Título: A Hora da Estrela 🔹 Autor (a): Clarice Lispector 🔹 Editora: Rocco 🔹 Ano: 1998 🔹 Páginas: 88 🔹 Classificação: 5/5

A primeira edição de A Hora da Estrela foi publicado em 1977. É o último livro de Clarice, e retrata a história de Macabéa, moça do interior que buscar sobreviver na cidade grande. No dia 09 de dezembro de 1977, Clarice falece devido a um câncer no ovário.

Clarice Lispector é conhecida como uma autora de linha introspectiva, que buscava exprimir através de seus textos as agruras e antinomias do ser. Suas obras caracterizam-se pela exacerbação do momento interior e intensa ruptura com o enredo factual, a ponto de a própria subjetividade entrar em crise. Em A Hora da Estrela, Clarice se distancia um pouco dessa vertente e busca expressar o externo.

A Hora da Estrela é narrado em primeira pessoa por um narrador-personagem. Este narrador é um dos personagens principais da história – Rodrigo S. M.. Ele começa o livro se apresentando, e aos poucos vai introduzindo a personagem. E mesmo quando o foco está todo sobre Macabéia, o leitor tem vislumbres da personalidade e a opinião do narrado-personagem diante dos acontecimentos. É quando ele diz ter profundo amor, ódio, pena, ou quando ele diz estar cansado dos personagens e dá um recesso de três dias na escrita.

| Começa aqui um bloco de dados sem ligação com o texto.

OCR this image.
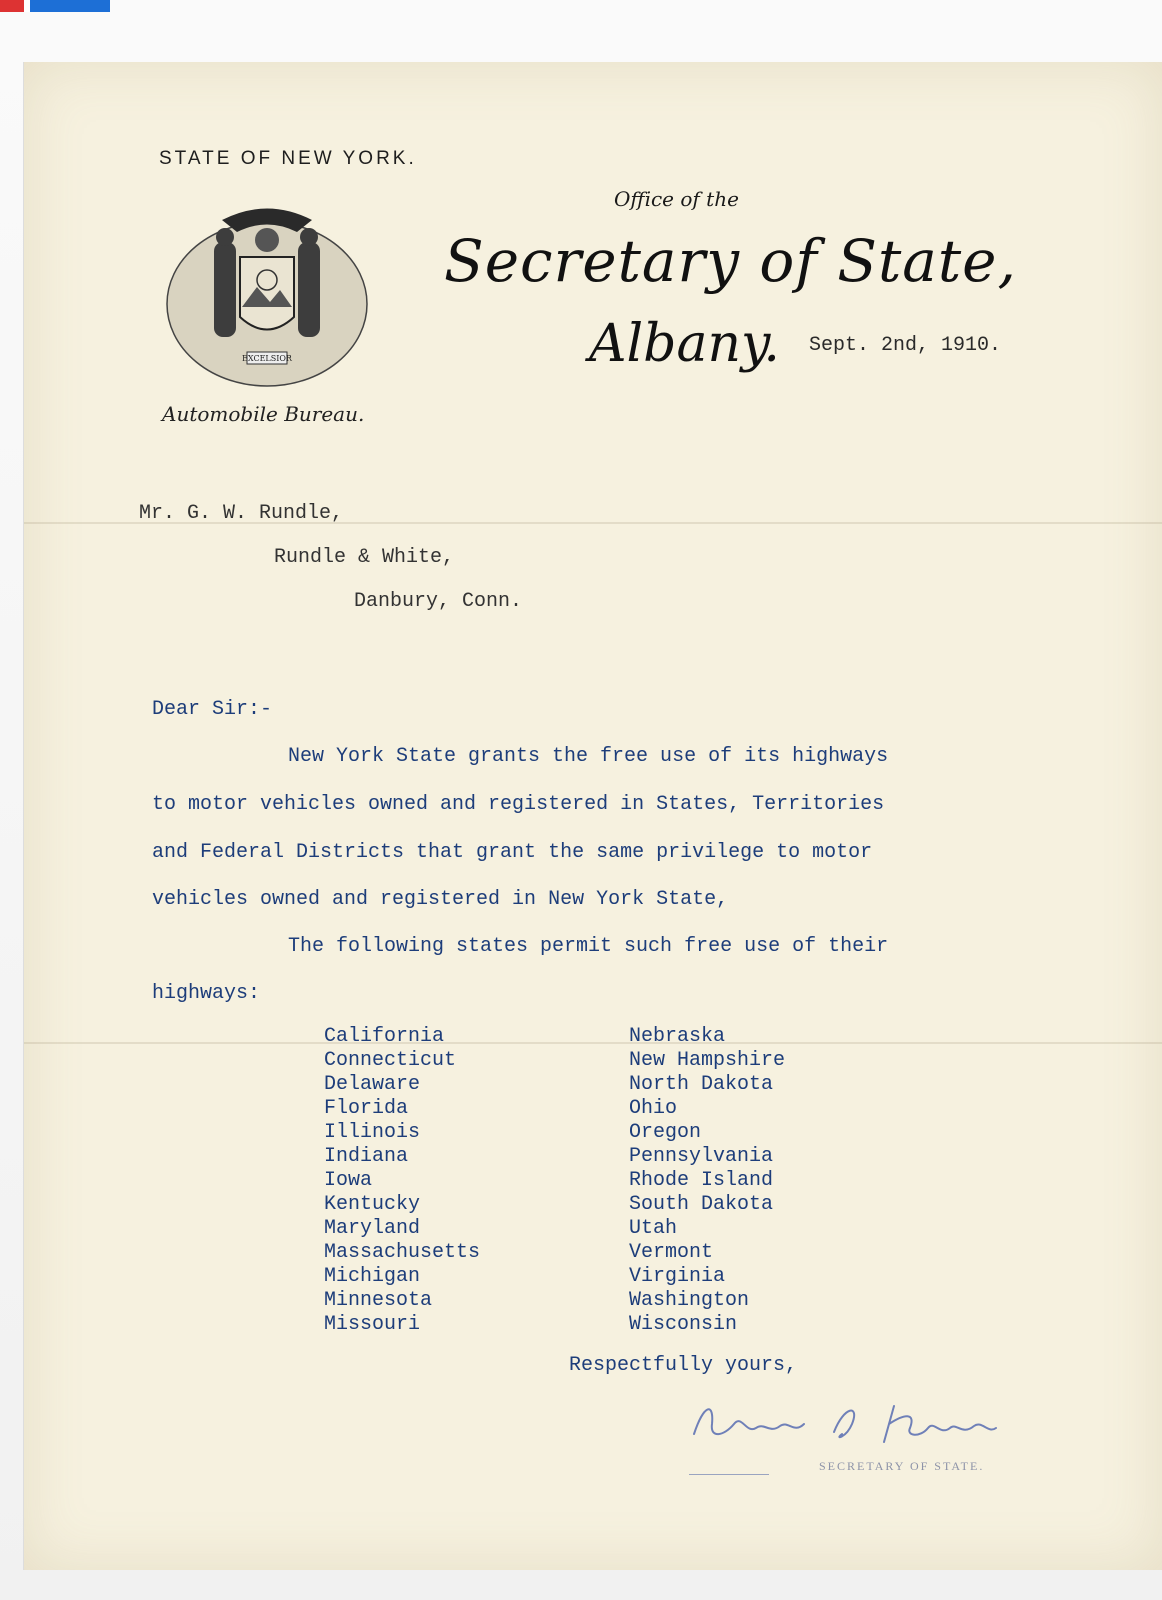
STATE OF NEW YORK.
EXCELSIOR
Automobile Bureau.
Office of the
Secretary of State,
Albany. Sept. 2nd, 1910.
Mr. G. W. Rundle,
Rundle & White,
Danbury, Conn.
Dear Sir:-
New York State grants the free use of its highways
to motor vehicles owned and registered in States, Territories
and Federal Districts that grant the same privilege to motor
vehicles owned and registered in New York State,
The following states permit such free use of their
highways:
California
Connecticut
Delaware
Florida
Illinois
Indiana
Iowa
Kentucky
Maryland
Massachusetts
Michigan
Minnesota
Missouri
Nebraska
New Hampshire
North Dakota
Ohio
Oregon
Pennsylvania
Rhode Island
South Dakota
Utah
Vermont
Virginia
Washington
Wisconsin
Respectfully yours,
SECRETARY OF STATE.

Moça do interior de Alagoas, Macabéa perdeu os pais ainda pequena, por isso foi criada pela tia beata em um sistema rígido e a base de muitos tapas. Após a morte da tia, a jovem se muda para o Rio de Janeiro, onde vai trabalhar como datilógrafa, serviço indicado pela parenta falecida. Solitária, de aparência frágil, a principal característica da protagonista é a sua alienação, sem motivação, também não tem perspectiva de futuro. A única coisa que realmente gosta de fazer é ouvir a Rádio Relógio, que apresenta basicamente anúncios e informativos triviais – que Macabéa considera alguns relevantes de gravar.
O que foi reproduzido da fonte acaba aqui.